Going to Chernobyl to take heed of the devastation. Visiting Auschwitz to remember. Exploring the site of a plane crash. Setting down one’s folding chair near the Gaza Strip to watch the bombings…

“Dark tourism” is booming around the globe, as a strange way to assuage our voyeuristic side and face death as a way to reassure ourselves that we, at least, are still alive. This phenomenon piqued Antoine Corriveau’s curiosity so much that it became the creative spark for the creation of his third album, the aptly titled Cette chose qui cognait au creux de sa poitrine sans vouloir s’arrêter (“The thing that beat incessantly deep inside his chest”).

“I heard about this type of tourism while reading a story by filmmaker Denis Côté in the Nouveau Projet magazine,” says Corriveau. “I was totally fascinated. Not in the sense that I wanted to visit various disaster sites, but it just made me want to reflect on this morbid attraction of humankind.”

Corriveau researched the subject. He visited the past and imagined the future. “I wrote what I imagined visiting those places could elicit inside people,” he says. “Then I wrote from the victims’ perspectives. How does a pilot feel 30 seconds before crashing? Then I imagined the future. With everything we see in the media – disasters, genocides – we can already predict what places in the world will become [dark] tourist attractions 30 years from now. That’s quite worrisome.”

“There is death itself, but there’s also the death of a relationship, or of a period in your life.”

“Croix blanche” (“White Cross”), one the first songs Corriveau wrote for the album, is about such a pilgrimage, in the footsteps of the Grim Reaper. And, just as on all the other songs on this album, one feels a personal touch, a kind of intimacy that created between the artist and the listener. Dark tourism left its influence, but there’s something more. There is a sense of daily nocturnal life, through which the narrator celebrates his existence. “‘Croix blanche’ refers to those crosses that are often erected on the site of a deadly accident as a memento,” says Corriveau. “But the more I wrote, the more I realized I needed to transcend the theme and make it mine. I didn’t want to end up sounding like all that I read on the internet. I needed it to come from me. As if I wanted to transpose these tragedies onto a more personal level. There is death itself, but there’s also the death of a relationship, or of a period of your life.”
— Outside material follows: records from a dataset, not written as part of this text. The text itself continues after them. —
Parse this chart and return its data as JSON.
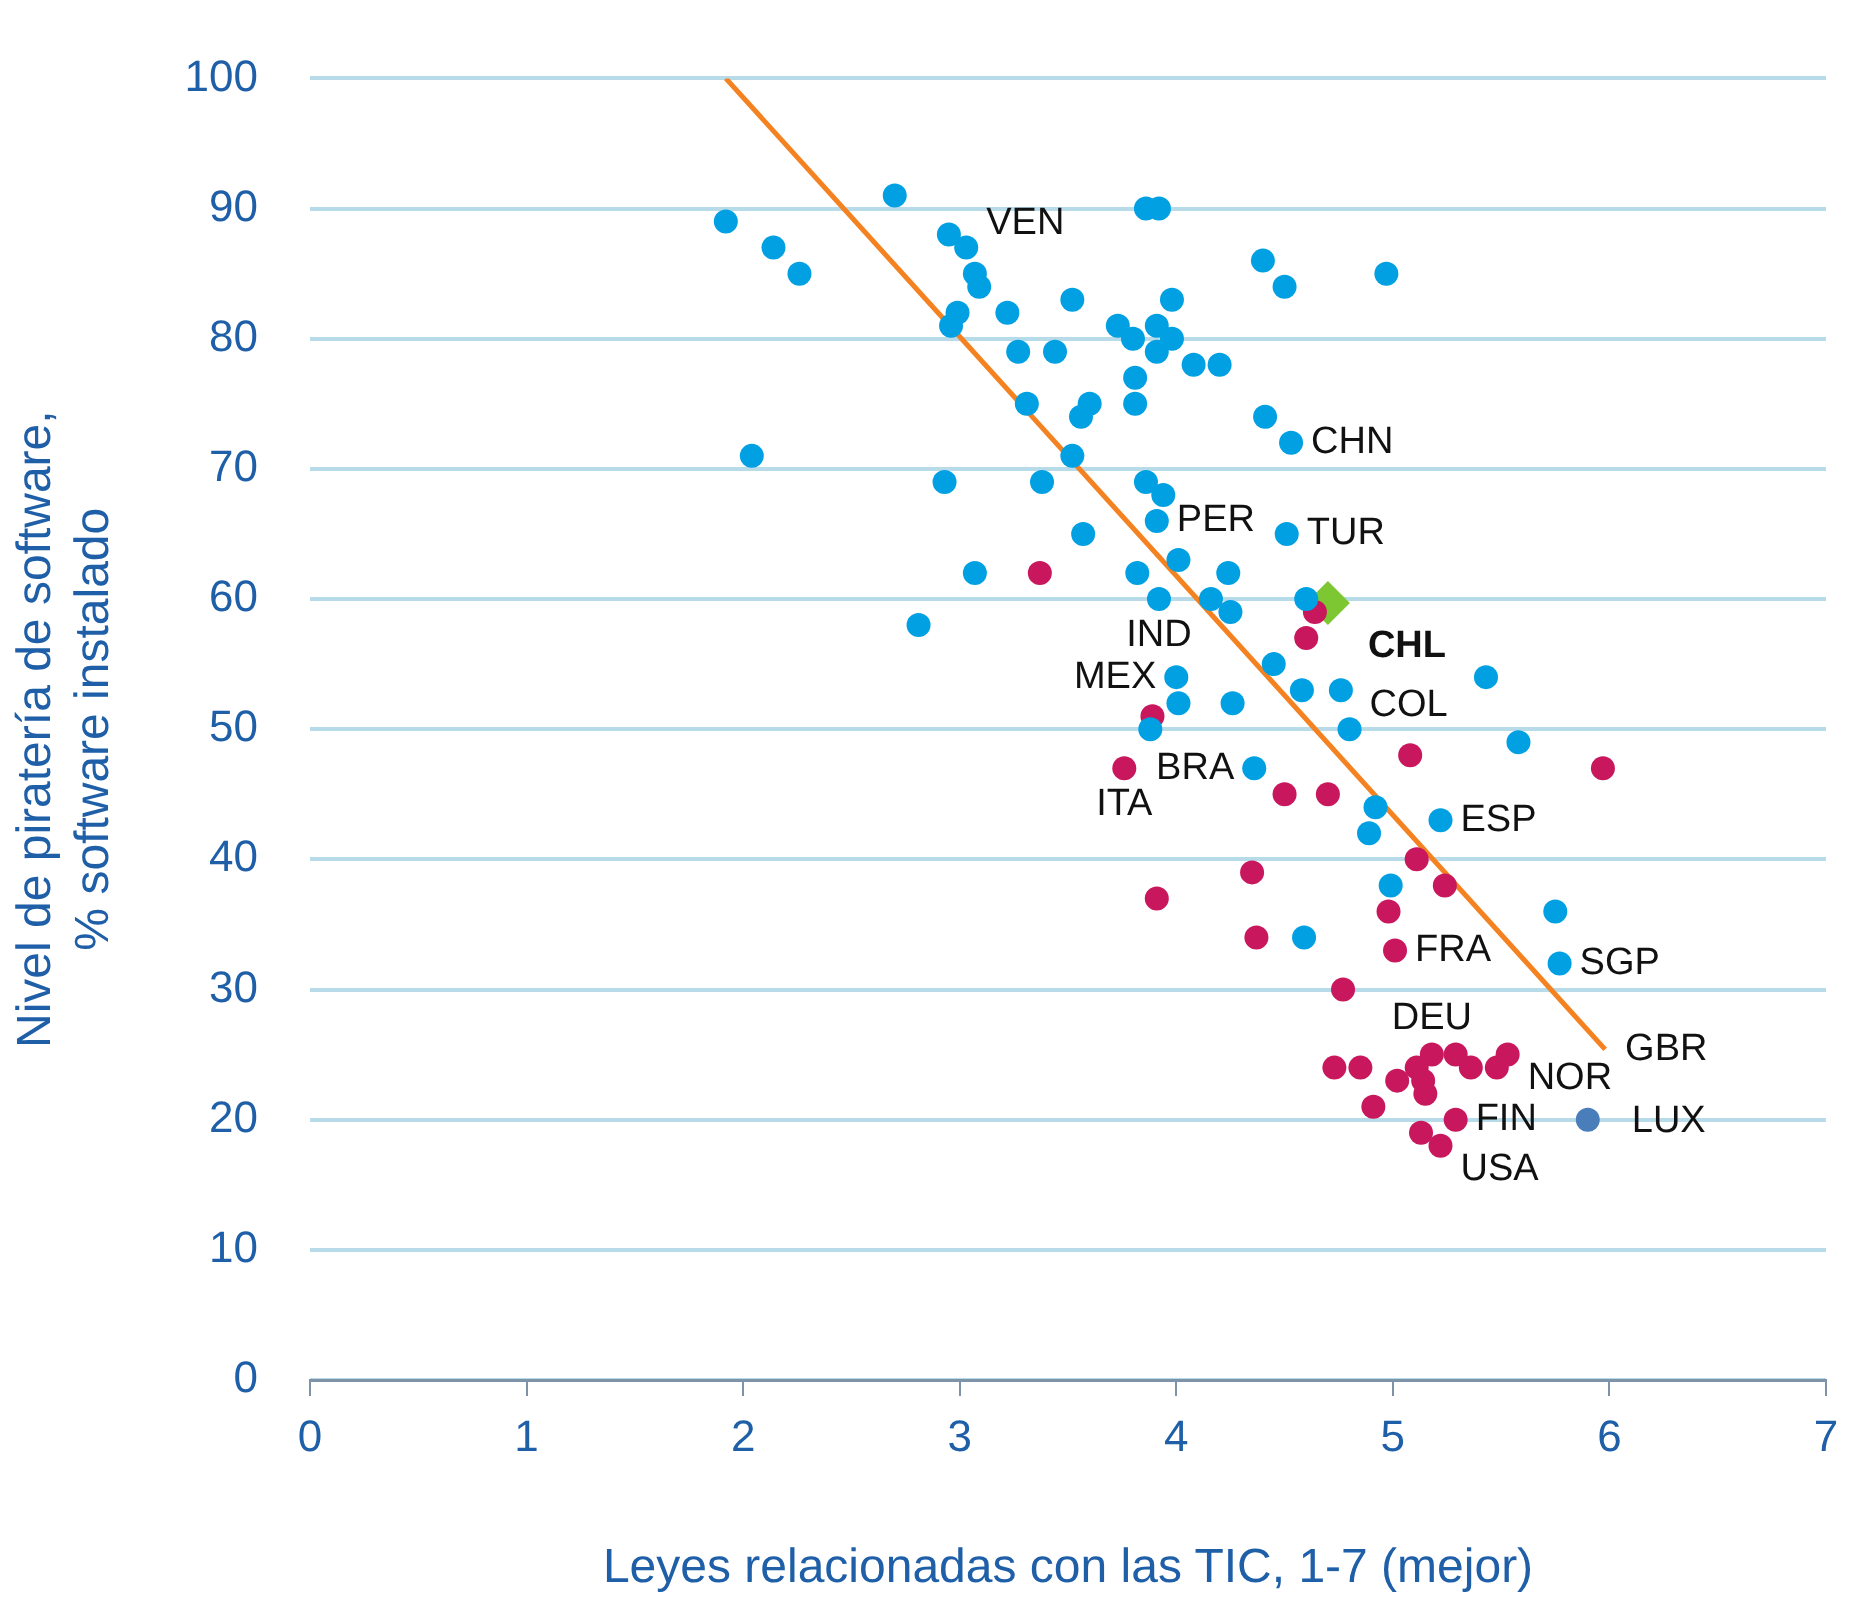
{
  "chart_data": {
    "type": "scatter",
    "xlabel": "Leyes relacionadas con las TIC, 1-7 (mejor)",
    "ylabel": "Nivel de piratería de software,\n% software instalado",
    "xlim": [
      0,
      7
    ],
    "xticks": [
      0,
      1,
      2,
      3,
      4,
      5,
      6,
      7
    ],
    "ylim": [
      0,
      100
    ],
    "yticks": [
      0,
      10,
      20,
      30,
      40,
      50,
      60,
      70,
      80,
      90,
      100
    ],
    "grid": "y",
    "legend": false,
    "series": [
      {
        "type": "scatter",
        "marker": "circle",
        "color": "#00a0e3",
        "x": [
          1.92,
          2.14,
          2.26,
          2.04,
          2.7,
          2.95,
          3.03,
          3.07,
          3.09,
          2.99,
          2.96,
          3.22,
          3.27,
          3.44,
          3.52,
          3.31,
          3.6,
          3.56,
          3.52,
          3.86,
          3.92,
          3.73,
          3.8,
          3.91,
          3.98,
          3.91,
          3.98,
          4.08,
          4.2,
          3.81,
          3.81,
          4.4,
          4.5,
          4.41,
          4.53,
          4.97,
          2.93,
          3.38,
          3.86,
          3.94,
          3.91,
          3.57,
          3.07,
          2.81,
          3.82,
          4.01,
          4.24,
          4.51,
          3.92,
          4.16,
          4.25,
          4.6,
          4.45,
          4.0,
          4.01,
          4.26,
          4.58,
          4.76,
          4.8,
          3.88,
          5.43,
          5.58,
          4.36,
          4.92,
          4.89,
          5.22,
          4.99,
          5.75,
          5.77,
          4.59
        ],
        "values": [
          89,
          87,
          85,
          71,
          91,
          88,
          87,
          85,
          84,
          82,
          81,
          82,
          79,
          79,
          83,
          75,
          75,
          74,
          71,
          90,
          90,
          81,
          80,
          81,
          80,
          79,
          83,
          78,
          78,
          77,
          75,
          86,
          84,
          74,
          72,
          85,
          69,
          69,
          69,
          68,
          66,
          65,
          62,
          58,
          62,
          63,
          62,
          65,
          60,
          60,
          59,
          60,
          55,
          54,
          52,
          52,
          53,
          53,
          50,
          50,
          54,
          49,
          47,
          44,
          42,
          43,
          38,
          36,
          32,
          34
        ]
      },
      {
        "type": "scatter",
        "marker": "circle",
        "color": "#c8175d",
        "x": [
          3.37,
          4.64,
          4.6,
          3.89,
          5.08,
          3.76,
          5.97,
          4.5,
          4.7,
          5.11,
          4.35,
          5.24,
          3.91,
          4.98,
          4.37,
          5.01,
          4.77,
          4.73,
          4.85,
          5.11,
          5.18,
          5.29,
          5.36,
          5.48,
          5.53,
          5.02,
          5.14,
          5.15,
          4.91,
          5.29,
          5.13,
          5.22
        ],
        "values": [
          62,
          59,
          57,
          51,
          48,
          47,
          47,
          45,
          45,
          40,
          39,
          38,
          37,
          36,
          34,
          33,
          30,
          24,
          24,
          24,
          25,
          25,
          24,
          24,
          25,
          23,
          23,
          22,
          21,
          20,
          19,
          18
        ]
      },
      {
        "type": "scatter",
        "name": "LUX",
        "marker": "circle",
        "color": "#4a7ebb",
        "x": [
          5.9
        ],
        "values": [
          20
        ]
      },
      {
        "type": "scatter",
        "name": "CHL",
        "marker": "diamond",
        "color": "#7dc832",
        "x": [
          4.7
        ],
        "values": [
          59.7
        ]
      },
      {
        "type": "line",
        "color": "#f58220",
        "x": [
          1.92,
          5.98
        ],
        "values": [
          100,
          25.4
        ]
      }
    ],
    "annotations": [
      {
        "text": "VEN",
        "x": 3.03,
        "y": 87
      },
      {
        "text": "CHN",
        "x": 4.53,
        "y": 72
      },
      {
        "text": "PER",
        "x": 3.91,
        "y": 66
      },
      {
        "text": "TUR",
        "x": 4.51,
        "y": 65
      },
      {
        "text": "IND",
        "x": 3.92,
        "y": 60
      },
      {
        "text": "MEX",
        "x": 4.0,
        "y": 54
      },
      {
        "text": "COL",
        "x": 4.8,
        "y": 50
      },
      {
        "text": "BRA",
        "x": 4.36,
        "y": 47
      },
      {
        "text": "ITA",
        "x": 3.76,
        "y": 47
      },
      {
        "text": "ESP",
        "x": 5.22,
        "y": 43
      },
      {
        "text": "FRA",
        "x": 5.01,
        "y": 33
      },
      {
        "text": "SGP",
        "x": 5.77,
        "y": 32
      },
      {
        "text": "DEU",
        "x": 5.18,
        "y": 25
      },
      {
        "text": "NOR",
        "x": 5.53,
        "y": 25
      },
      {
        "text": "GBR",
        "x": 5.98,
        "y": 25.4
      },
      {
        "text": "FIN",
        "x": 5.29,
        "y": 20
      },
      {
        "text": "USA",
        "x": 5.22,
        "y": 18
      }
    ]
  }
}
Corriveau won the 2015 Prix de la Chanson SOCAN for his song “Le nouveau vocabulaire” and he makes no bones about it: the two years that went by during the gestation of Cette chose qui cognait au creux de sa poitrine sans vouloir s’arrêter were marked by a separation, his own personal train wreck, that he re-visited over and over. “When you end up on your own, you don’t owe anyone anything anymore,” he says. “I wanted to rub shoulders with the unknown, the same way one would visit Chernobyl. I pushed the boundaries back. I toyed with that fine line beyond which one loses any kind of stability. I was alone with myself. I was trying all kinds of stuff. I met new people. I found out how far I was willing to go, and also where I didn’t want to go. The euphoric effect of discovery acted as a counterweight to the darkness and imagery of death.”
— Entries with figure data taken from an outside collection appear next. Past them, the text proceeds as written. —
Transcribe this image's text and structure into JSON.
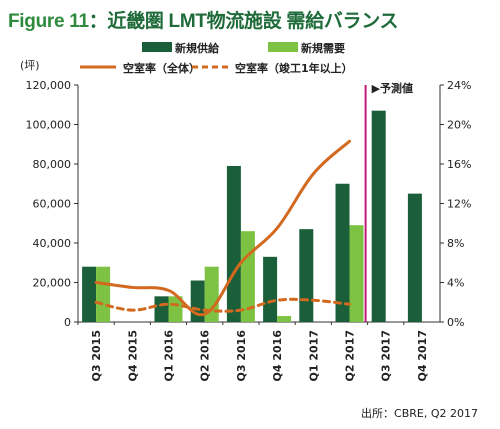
{
  "chart_data": {
    "type": "bar",
    "title": "Figure 11：近畿圏 LMT物流施設 需給バランス",
    "title_prefix": "Figure 11",
    "title_rest": "：近畿圏 LMT物流施設 需給バランス",
    "y_unit_label": "(坪)",
    "categories": [
      "Q3 2015",
      "Q4 2015",
      "Q1 2016",
      "Q2 2016",
      "Q3 2016",
      "Q4 2016",
      "Q1 2017",
      "Q2 2017",
      "Q3 2017",
      "Q4 2017"
    ],
    "series": [
      {
        "name": "新規供給",
        "kind": "bar",
        "axis": "left",
        "color": "#1a5e3a",
        "values": [
          28000,
          0,
          13000,
          21000,
          79000,
          33000,
          47000,
          70000,
          107000,
          65000
        ]
      },
      {
        "name": "新規需要",
        "kind": "bar",
        "axis": "left",
        "color": "#7dc242",
        "values": [
          28000,
          0,
          13000,
          28000,
          46000,
          3000,
          0,
          49000,
          0,
          0
        ]
      },
      {
        "name": "空室率（全体）",
        "kind": "line",
        "axis": "right",
        "color": "#d2691e",
        "values": [
          4.0,
          3.5,
          3.2,
          0.8,
          6.0,
          9.5,
          15.0,
          18.3,
          null,
          null
        ]
      },
      {
        "name": "空室率（竣工1年以上）",
        "kind": "dashed-line",
        "axis": "right",
        "color": "#d2691e",
        "values": [
          2.0,
          1.2,
          1.8,
          1.2,
          1.2,
          2.2,
          2.2,
          1.8,
          null,
          null
        ]
      }
    ],
    "y_left": {
      "min": 0,
      "max": 120000,
      "ticks": [
        "0",
        "20,000",
        "40,000",
        "60,000",
        "80,000",
        "100,000",
        "120,000"
      ]
    },
    "y_right": {
      "min": 0,
      "max": 24,
      "ticks": [
        "0%",
        "4%",
        "8%",
        "12%",
        "16%",
        "20%",
        "24%"
      ]
    },
    "forecast_label": "▶予測値",
    "forecast_start_category": "Q3 2017",
    "forecast_line_color": "#c0187a",
    "grid": false,
    "legend_position": "top"
  },
  "source_label": "出所：CBRE, Q2 2017"
}
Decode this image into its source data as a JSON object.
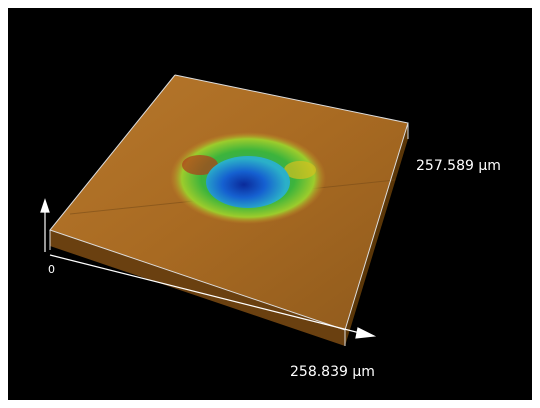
{
  "labels": {
    "y_extent": "257.589 µm",
    "x_extent": "258.839 µm",
    "origin": "0"
  }
}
Needless to say, this new album isn’t exactly mellow music. With his gravely voice and solemn delivery, Corriveau remains true to his subject matter. With the help of his core musicians (Marianne Houle on keyboards, Stéphane Bergeron on drums, and Nicolas Grou on guitars and production), he gave birth to ethereal, refined compositions, augmented by string and brass arrangements.
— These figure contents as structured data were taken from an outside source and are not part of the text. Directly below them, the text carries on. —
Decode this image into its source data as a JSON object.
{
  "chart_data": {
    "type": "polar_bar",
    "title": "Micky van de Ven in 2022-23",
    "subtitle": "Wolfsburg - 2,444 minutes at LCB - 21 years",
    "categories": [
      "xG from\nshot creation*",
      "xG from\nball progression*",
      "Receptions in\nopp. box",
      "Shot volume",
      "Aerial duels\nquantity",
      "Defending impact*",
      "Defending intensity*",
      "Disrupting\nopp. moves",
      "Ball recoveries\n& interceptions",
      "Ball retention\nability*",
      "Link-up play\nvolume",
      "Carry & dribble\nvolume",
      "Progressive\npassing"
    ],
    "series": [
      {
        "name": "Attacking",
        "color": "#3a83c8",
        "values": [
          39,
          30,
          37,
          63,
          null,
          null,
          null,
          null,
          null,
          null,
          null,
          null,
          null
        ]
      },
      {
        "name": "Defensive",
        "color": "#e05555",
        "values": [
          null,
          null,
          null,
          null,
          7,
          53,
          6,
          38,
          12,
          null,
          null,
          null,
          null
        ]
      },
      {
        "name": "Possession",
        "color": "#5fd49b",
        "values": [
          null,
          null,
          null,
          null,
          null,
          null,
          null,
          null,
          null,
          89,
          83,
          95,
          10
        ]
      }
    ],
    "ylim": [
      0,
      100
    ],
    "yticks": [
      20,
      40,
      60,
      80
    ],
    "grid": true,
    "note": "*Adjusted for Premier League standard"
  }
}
“It does sound big with those orchestrations, yet the songs are much simpler than on the previous album [Les Ombres longues, 2014],” he says. “I wanted to be able to play the album live with a limited number of musicians. On tour, Marianne plays a synth, and even without the brass and strings, the songs don’t end up de-natured. This album was written much more with the stage in mind,” he says, and it’s a place where Corriveau will spend a considerable amount of time in the coming months. A place where, once more, he’ll connect with the members of the audience, one by one, shooting a musical arrow straight through their hearts.